Boost C++ Libraries

“...one of the most highly regarded and expertly designed C++ library projects in the world.” Herb Sutter and Andrei Alexandrescu, C++ Coding Standards

Boost.MapReduce Future Work

Note: This library is not yet part of the Boost Library and is still under development and review.

This is the first release of the MapReduce library, and there are a few features that I'd still like to do.

  • Improve support for other platforms. This will require help from the Boost development community.

  • Add a PartioningFunction parameter in local_disk intermediate handler to enable custominsation of the partitioning of data into the final result files.

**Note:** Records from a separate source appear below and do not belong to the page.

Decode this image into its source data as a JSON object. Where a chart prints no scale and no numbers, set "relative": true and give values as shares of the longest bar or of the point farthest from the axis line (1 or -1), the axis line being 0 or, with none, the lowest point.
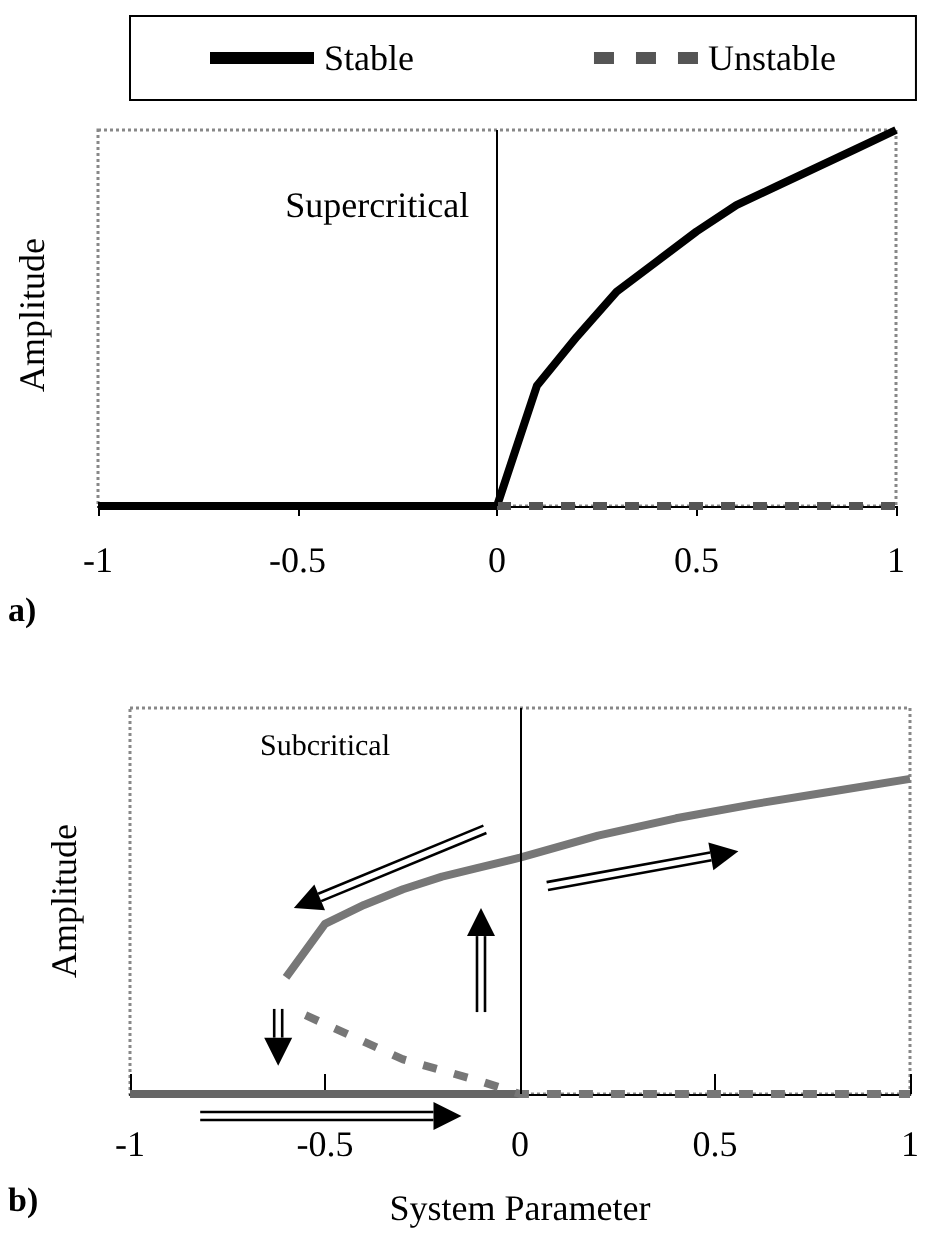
{
  "chart_data": [
    {
      "type": "line",
      "ylabel": "Amplitude",
      "relative": true,
      "xlim": [
        -1,
        1
      ],
      "xticks": [
        -1,
        -0.5,
        0,
        0.5,
        1
      ],
      "grid": false,
      "legend": "top",
      "marker": "none",
      "annotations": [
        "Supercritical",
        "a)"
      ],
      "ref_lines": [
        {
          "axis": "x",
          "value": 0,
          "color": "#000000"
        }
      ],
      "series": [
        {
          "name": "Stable",
          "color": "#000000",
          "line_style": "solid",
          "x": [
            -1,
            0,
            0.1,
            0.2,
            0.3,
            0.4,
            0.5,
            0.6,
            0.7,
            0.8,
            0.9,
            1
          ],
          "values": [
            0,
            0,
            0.32,
            0.45,
            0.57,
            0.65,
            0.73,
            0.8,
            0.85,
            0.9,
            0.95,
            1
          ]
        },
        {
          "name": "Unstable",
          "color": "#555555",
          "line_style": "dashed",
          "x": [
            0,
            1
          ],
          "values": [
            0,
            0
          ]
        }
      ]
    },
    {
      "type": "line",
      "xlabel": "System Parameter",
      "ylabel": "Amplitude",
      "relative": true,
      "xlim": [
        -1,
        1
      ],
      "xticks": [
        -1,
        -0.5,
        0,
        0.5,
        1
      ],
      "grid": false,
      "legend": false,
      "marker": "none",
      "annotations": [
        "Subcritical",
        "b)"
      ],
      "ref_lines": [
        {
          "axis": "x",
          "value": 0,
          "color": "#000000"
        }
      ],
      "series": [
        {
          "color": "#666666",
          "line_style": "solid",
          "x": [
            -1,
            0
          ],
          "values": [
            0,
            0
          ]
        },
        {
          "color": "#777777",
          "line_style": "solid",
          "x": [
            -0.6,
            -0.5,
            -0.4,
            -0.3,
            -0.2,
            -0.1,
            0,
            0.2,
            0.4,
            0.6,
            0.8,
            1
          ],
          "values": [
            0.37,
            0.54,
            0.6,
            0.65,
            0.69,
            0.72,
            0.75,
            0.82,
            0.875,
            0.92,
            0.96,
            1
          ]
        },
        {
          "color": "#777777",
          "line_style": "dashed",
          "x": [
            -0.55,
            -0.3,
            -0.1,
            0,
            1
          ],
          "values": [
            0.25,
            0.11,
            0.04,
            0,
            0
          ]
        }
      ]
    }
  ]
}
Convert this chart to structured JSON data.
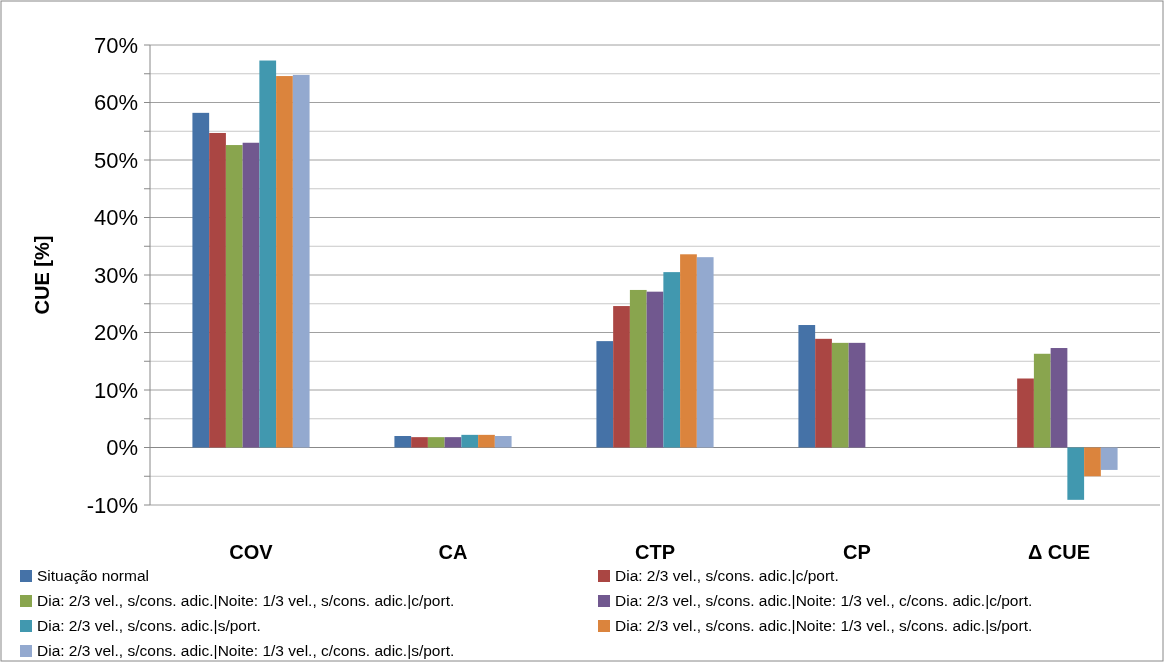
{
  "chart_data": {
    "type": "bar",
    "ylabel": "CUE [%]",
    "categories": [
      "COV",
      "CA",
      "CTP",
      "CP",
      "Δ CUE"
    ],
    "series": [
      {
        "name": "Situação normal",
        "color": "#4572a7",
        "values": [
          58.2,
          2.0,
          18.5,
          21.3,
          null
        ]
      },
      {
        "name": "Dia: 2/3 vel., s/cons. adic.|c/port.",
        "color": "#aa4643",
        "values": [
          54.7,
          1.8,
          24.6,
          18.9,
          12.0
        ]
      },
      {
        "name": "Dia: 2/3 vel., s/cons. adic.|Noite: 1/3 vel., s/cons. adic.|c/port.",
        "color": "#89a54e",
        "values": [
          52.6,
          1.8,
          27.4,
          18.2,
          16.3
        ]
      },
      {
        "name": "Dia: 2/3 vel., s/cons. adic.|Noite: 1/3 vel., c/cons. adic.|c/port.",
        "color": "#71588f",
        "values": [
          53.0,
          1.8,
          27.1,
          18.2,
          17.3
        ]
      },
      {
        "name": "Dia: 2/3 vel., s/cons. adic.|s/port.",
        "color": "#4198af",
        "values": [
          67.3,
          2.2,
          30.5,
          null,
          -9.1
        ]
      },
      {
        "name": "Dia: 2/3 vel., s/cons. adic.|Noite: 1/3 vel., s/cons. adic.|s/port.",
        "color": "#db843d",
        "values": [
          64.6,
          2.2,
          33.6,
          null,
          -5.0
        ]
      },
      {
        "name": "Dia: 2/3 vel., s/cons. adic.|Noite: 1/3 vel., c/cons. adic.|s/port.",
        "color": "#93a9cf",
        "values": [
          64.8,
          2.0,
          33.1,
          null,
          -3.9
        ]
      }
    ],
    "ylim": [
      -10,
      70
    ],
    "yticks": [
      {
        "value": -10,
        "label": "-10%"
      },
      {
        "value": -5,
        "label": null
      },
      {
        "value": 0,
        "label": "0%"
      },
      {
        "value": 5,
        "label": null
      },
      {
        "value": 10,
        "label": "10%"
      },
      {
        "value": 15,
        "label": null
      },
      {
        "value": 20,
        "label": "20%"
      },
      {
        "value": 25,
        "label": null
      },
      {
        "value": 30,
        "label": "30%"
      },
      {
        "value": 35,
        "label": null
      },
      {
        "value": 40,
        "label": "40%"
      },
      {
        "value": 45,
        "label": null
      },
      {
        "value": 50,
        "label": "50%"
      },
      {
        "value": 55,
        "label": null
      },
      {
        "value": 60,
        "label": "60%"
      },
      {
        "value": 65,
        "label": null
      },
      {
        "value": 70,
        "label": "70%"
      }
    ],
    "grid": true,
    "legend": "bottom"
  }
}
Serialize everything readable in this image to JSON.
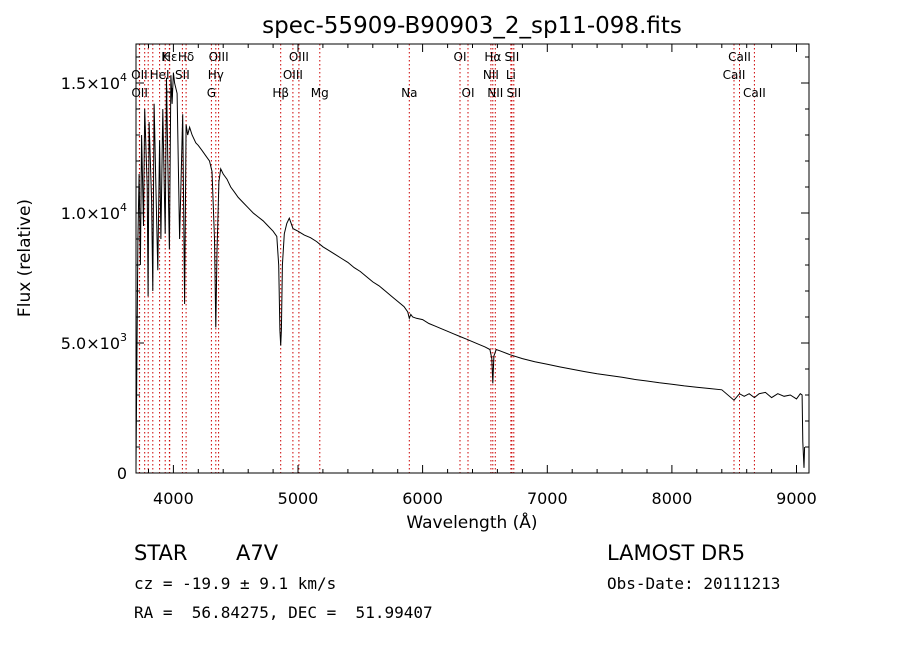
{
  "chart_data": {
    "type": "line",
    "title": "spec-55909-B90903_2_sp11-098.fits",
    "xlabel": "Wavelength (Å)",
    "ylabel": "Flux (relative)",
    "xlim": [
      3700,
      9100
    ],
    "ylim": [
      0,
      16500
    ],
    "x_ticks": [
      4000,
      5000,
      6000,
      7000,
      8000,
      9000
    ],
    "x_tick_labels": [
      "4000",
      "5000",
      "6000",
      "7000",
      "8000",
      "9000"
    ],
    "y_ticks": [
      0,
      5000,
      10000,
      15000
    ],
    "y_tick_labels": [
      {
        "base": "0",
        "exp": ""
      },
      {
        "base": "5.0×10",
        "exp": "3"
      },
      {
        "base": "1.0×10",
        "exp": "4"
      },
      {
        "base": "1.5×10",
        "exp": "4"
      }
    ],
    "line_color": "#000000",
    "marker_color": "#cc0000",
    "spectrum": {
      "x": [
        3700,
        3715,
        3725,
        3735,
        3745,
        3760,
        3770,
        3790,
        3797,
        3805,
        3825,
        3835,
        3845,
        3860,
        3875,
        3889,
        3900,
        3915,
        3925,
        3934,
        3945,
        3955,
        3968,
        3980,
        3990,
        4000,
        4010,
        4030,
        4050,
        4075,
        4090,
        4102,
        4115,
        4130,
        4150,
        4180,
        4200,
        4230,
        4260,
        4290,
        4310,
        4330,
        4340,
        4350,
        4365,
        4380,
        4400,
        4430,
        4460,
        4490,
        4520,
        4560,
        4600,
        4640,
        4680,
        4720,
        4760,
        4800,
        4830,
        4845,
        4855,
        4861,
        4867,
        4875,
        4890,
        4910,
        4930,
        4960,
        5000,
        5050,
        5100,
        5150,
        5200,
        5250,
        5300,
        5350,
        5400,
        5450,
        5500,
        5550,
        5600,
        5650,
        5700,
        5750,
        5800,
        5850,
        5880,
        5893,
        5905,
        5920,
        5950,
        6000,
        6050,
        6100,
        6150,
        6200,
        6250,
        6300,
        6350,
        6400,
        6450,
        6500,
        6540,
        6555,
        6563,
        6572,
        6590,
        6620,
        6700,
        6800,
        6900,
        7000,
        7100,
        7200,
        7300,
        7400,
        7500,
        7600,
        7700,
        7800,
        7900,
        8000,
        8100,
        8200,
        8300,
        8400,
        8498,
        8542,
        8580,
        8620,
        8662,
        8700,
        8750,
        8800,
        8850,
        8900,
        8950,
        9000,
        9030,
        9045,
        9050,
        9060,
        9065
      ],
      "y": [
        200,
        9000,
        11500,
        8000,
        13000,
        9500,
        14000,
        11000,
        6800,
        13500,
        10500,
        7000,
        14200,
        11000,
        7800,
        12800,
        9000,
        14000,
        11500,
        9200,
        15200,
        12000,
        8600,
        15300,
        14200,
        15400,
        15000,
        14600,
        9000,
        13800,
        6500,
        13400,
        13000,
        13300,
        13000,
        12700,
        12600,
        12400,
        12200,
        12000,
        11600,
        9000,
        5600,
        8500,
        11200,
        11700,
        11500,
        11300,
        11000,
        10800,
        10600,
        10400,
        10200,
        10000,
        9850,
        9700,
        9500,
        9300,
        9100,
        8000,
        5500,
        4900,
        5500,
        8000,
        9200,
        9600,
        9800,
        9400,
        9300,
        9150,
        9050,
        8900,
        8700,
        8550,
        8400,
        8250,
        8100,
        7900,
        7750,
        7550,
        7350,
        7200,
        7000,
        6800,
        6600,
        6400,
        6200,
        5950,
        6100,
        6000,
        5950,
        5900,
        5750,
        5650,
        5550,
        5450,
        5350,
        5250,
        5150,
        5050,
        4950,
        4850,
        4750,
        4400,
        3450,
        4500,
        4750,
        4700,
        4550,
        4400,
        4280,
        4180,
        4080,
        3990,
        3900,
        3820,
        3750,
        3680,
        3600,
        3540,
        3470,
        3410,
        3350,
        3300,
        3250,
        3200,
        2800,
        3050,
        2950,
        3050,
        2900,
        3050,
        3100,
        2900,
        3050,
        2950,
        3000,
        2850,
        3050,
        3000,
        1200,
        200,
        1000
      ]
    },
    "line_markers": [
      {
        "label": "Hε",
        "x": 3970,
        "row": 1
      },
      {
        "label": "K",
        "x": 3934,
        "row": 1
      },
      {
        "label": "Hδ",
        "x": 4102,
        "row": 1
      },
      {
        "label": "OIII",
        "x": 4363,
        "row": 1
      },
      {
        "label": "OIII",
        "x": 5007,
        "row": 1
      },
      {
        "label": "OI",
        "x": 6300,
        "row": 1
      },
      {
        "label": "Hα",
        "x": 6563,
        "row": 1
      },
      {
        "label": "SII",
        "x": 6716,
        "row": 1
      },
      {
        "label": "CaII",
        "x": 8542,
        "row": 1
      },
      {
        "label": "OII",
        "x": 3727,
        "row": 2
      },
      {
        "label": "HeI",
        "x": 3889,
        "row": 2
      },
      {
        "label": "SII",
        "x": 4072,
        "row": 2
      },
      {
        "label": "Hγ",
        "x": 4340,
        "row": 2
      },
      {
        "label": "OIII",
        "x": 4959,
        "row": 2
      },
      {
        "label": "NII",
        "x": 6548,
        "row": 2
      },
      {
        "label": "Li",
        "x": 6708,
        "row": 2
      },
      {
        "label": "CaII",
        "x": 8498,
        "row": 2
      },
      {
        "label": "OII",
        "x": 3729,
        "row": 3
      },
      {
        "label": "H",
        "x": 3968,
        "row": 3
      },
      {
        "label": "G",
        "x": 4305,
        "row": 3
      },
      {
        "label": "Hβ",
        "x": 4861,
        "row": 3
      },
      {
        "label": "Mg",
        "x": 5175,
        "row": 3
      },
      {
        "label": "Na",
        "x": 5893,
        "row": 3
      },
      {
        "label": "OI",
        "x": 6364,
        "row": 3
      },
      {
        "label": "NII",
        "x": 6583,
        "row": 3
      },
      {
        "label": "SII",
        "x": 6731,
        "row": 3
      },
      {
        "label": "CaII",
        "x": 8662,
        "row": 3
      }
    ],
    "marker_lines_x": [
      3727,
      3729,
      3770,
      3798,
      3835,
      3889,
      3934,
      3968,
      3970,
      4072,
      4102,
      4305,
      4340,
      4363,
      4861,
      4959,
      5007,
      5175,
      5893,
      6300,
      6364,
      6548,
      6563,
      6583,
      6708,
      6716,
      6731,
      8498,
      8542,
      8662
    ]
  },
  "info": {
    "object_type": "STAR",
    "subclass": "A7V",
    "survey": "LAMOST DR5",
    "cz": "cz = -19.9 ± 9.1 km/s",
    "obs_date": "Obs-Date: 20111213",
    "coords": "RA =  56.84275, DEC =  51.99407"
  }
}
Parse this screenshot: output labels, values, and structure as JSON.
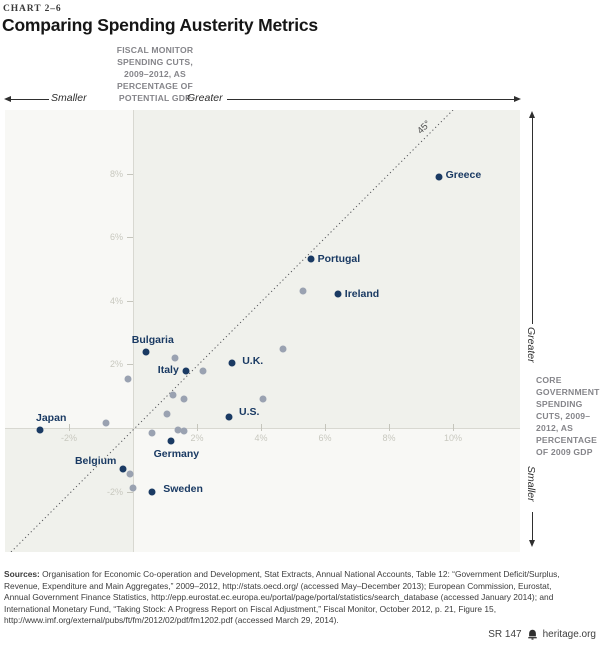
{
  "header": {
    "eyebrow": "CHART 2–6",
    "title": "Comparing Spending Austerity Metrics"
  },
  "x_axis": {
    "label_lines": [
      "FISCAL MONITOR",
      "SPENDING CUTS,",
      "2009–2012, AS",
      "PERCENTAGE OF",
      "POTENTIAL GDP"
    ],
    "smaller": "Smaller",
    "greater": "Greater",
    "ticks": [
      "-2%",
      "2%",
      "4%",
      "6%",
      "8%",
      "10%"
    ]
  },
  "y_axis": {
    "label_lines": [
      "CORE",
      "GOVERNMENT",
      "SPENDING",
      "CUTS, 2009–",
      "2012, AS",
      "PERCENTAGE",
      "OF 2009 GDP"
    ],
    "smaller": "Smaller",
    "greater": "Greater",
    "ticks": [
      "8%",
      "6%",
      "4%",
      "2%",
      "-2%"
    ]
  },
  "colors": {
    "highlight_point": "#1a3a63",
    "other_point": "#9aa2b1",
    "quadrant_shade": "#f0f1ec",
    "plot_background": "#f8f8f5"
  },
  "chart_data": {
    "type": "scatter",
    "title": "Comparing Spending Austerity Metrics",
    "xlabel": "Fiscal Monitor Spending Cuts, 2009–2012, as Percentage of Potential GDP",
    "ylabel": "Core Government Spending Cuts, 2009–2012, as Percentage of 2009 GDP",
    "xlim": [
      -4,
      12.1
    ],
    "ylim": [
      -3.9,
      10
    ],
    "x_ticks": [
      -2,
      2,
      4,
      6,
      8,
      10
    ],
    "y_ticks": [
      8,
      6,
      4,
      2,
      -2
    ],
    "grid": false,
    "reference_line": "45-degree dotted diagonal through origin",
    "diagonal_label": "45°",
    "series": [
      {
        "name": "highlighted-countries",
        "color": "#1a3a63",
        "points": [
          {
            "label": "Greece",
            "x": 9.55,
            "y": 7.9,
            "label_side": "right",
            "dy": -1
          },
          {
            "label": "Portugal",
            "x": 5.55,
            "y": 5.3,
            "label_side": "right"
          },
          {
            "label": "Ireland",
            "x": 6.4,
            "y": 4.2,
            "label_side": "right"
          },
          {
            "label": "Bulgaria",
            "x": 0.4,
            "y": 2.4,
            "label_side": "above",
            "dx": 7
          },
          {
            "label": "U.K.",
            "x": 3.1,
            "y": 2.05,
            "label_side": "right",
            "dx": 3,
            "dy": -1
          },
          {
            "label": "Italy",
            "x": 1.65,
            "y": 1.8,
            "label_side": "left"
          },
          {
            "label": "U.S.",
            "x": 3.0,
            "y": 0.35,
            "label_side": "right",
            "dx": 3,
            "dy": -4
          },
          {
            "label": "Germany",
            "x": 1.2,
            "y": -0.4,
            "label_side": "below",
            "dx": 5
          },
          {
            "label": "Japan",
            "x": -2.9,
            "y": -0.05,
            "label_side": "above",
            "dx": 11
          },
          {
            "label": "Belgium",
            "x": -0.3,
            "y": -1.3,
            "label_side": "left",
            "dy": -8
          },
          {
            "label": "Sweden",
            "x": 0.6,
            "y": -2.0,
            "label_side": "right",
            "dx": 4,
            "dy": -2
          }
        ]
      },
      {
        "name": "other-countries",
        "color": "#9aa2b1",
        "points": [
          {
            "x": 5.3,
            "y": 4.3
          },
          {
            "x": 4.7,
            "y": 2.5
          },
          {
            "x": 1.3,
            "y": 2.2
          },
          {
            "x": 2.2,
            "y": 1.8
          },
          {
            "x": -0.15,
            "y": 1.55
          },
          {
            "x": 1.25,
            "y": 1.05
          },
          {
            "x": 1.6,
            "y": 0.9
          },
          {
            "x": 4.05,
            "y": 0.9
          },
          {
            "x": 1.05,
            "y": 0.45
          },
          {
            "x": -0.85,
            "y": 0.15
          },
          {
            "x": 0.6,
            "y": -0.15
          },
          {
            "x": 1.4,
            "y": -0.05
          },
          {
            "x": 1.6,
            "y": -0.1
          },
          {
            "x": -0.1,
            "y": -1.45
          },
          {
            "x": 0.0,
            "y": -1.9
          }
        ]
      }
    ]
  },
  "sources": {
    "label": "Sources:",
    "text": " Organisation for Economic Co-operation and Development, Stat Extracts, Annual National Accounts, Table 12: “Government Deficit/Surplus, Revenue, Expenditure and Main Aggregates,” 2009–2012, http://stats.oecd.org/ (accessed May–December 2013); European Commission, Eurostat, Annual Government Finance Statistics, http://epp.eurostat.ec.europa.eu/portal/page/portal/statistics/search_database (accessed January 2014); and International Monetary Fund, “Taking Stock: A Progress Report on Fiscal Adjustment,” Fiscal Monitor, October 2012, p. 21, Figure 15, http://www.imf.org/external/pubs/ft/fm/2012/02/pdf/fm1202.pdf (accessed March 29, 2014)."
  },
  "footer": {
    "report_id": "SR 147",
    "site": "heritage.org",
    "logo_icon": "heritage-bell-icon"
  }
}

  • Add a template to the SortFn sort function to prevent expansion of duplicates if required. (For example, this expansion contradicts the combiner in wordcount, and eliminating the two would improve performance considerably).

  • An extension to the intermediates::local_disk<> policy class could be to compress the intermediate files, using the Boost.Iostreams zip/bzip2 compression libraries. This is a long-term item that will be very useful when the library is extended to supported cross-machine MapReduce. Until then, the value is very limited.

Multiple Machine Support

MapReduce was originally designed as a mechanism for working on large datasets across many (1000s) of commodity servers. The current Boost library works across a plurality of CPU cores on a single machine. There is a big jump to multi-machine support, so this is a long-term goal, but a goal nonetheless.

Distributed File System

To support the MapReduce across multiple machines, some form of distributed file system is required. I have begun development of one using Boost libraries (primarily Boost.FileSystem and Boost.Asio). The question is going to be whether this really sits within Boost as a C++ library, or whether it is really a runtime environment for MapReduce to sit atop. My feeling is that there is some value in having a scalable and resilient DFS which is peerless and heterogenous across all platforms as a library that can be built into an application, but whether that is the really remains to be seen.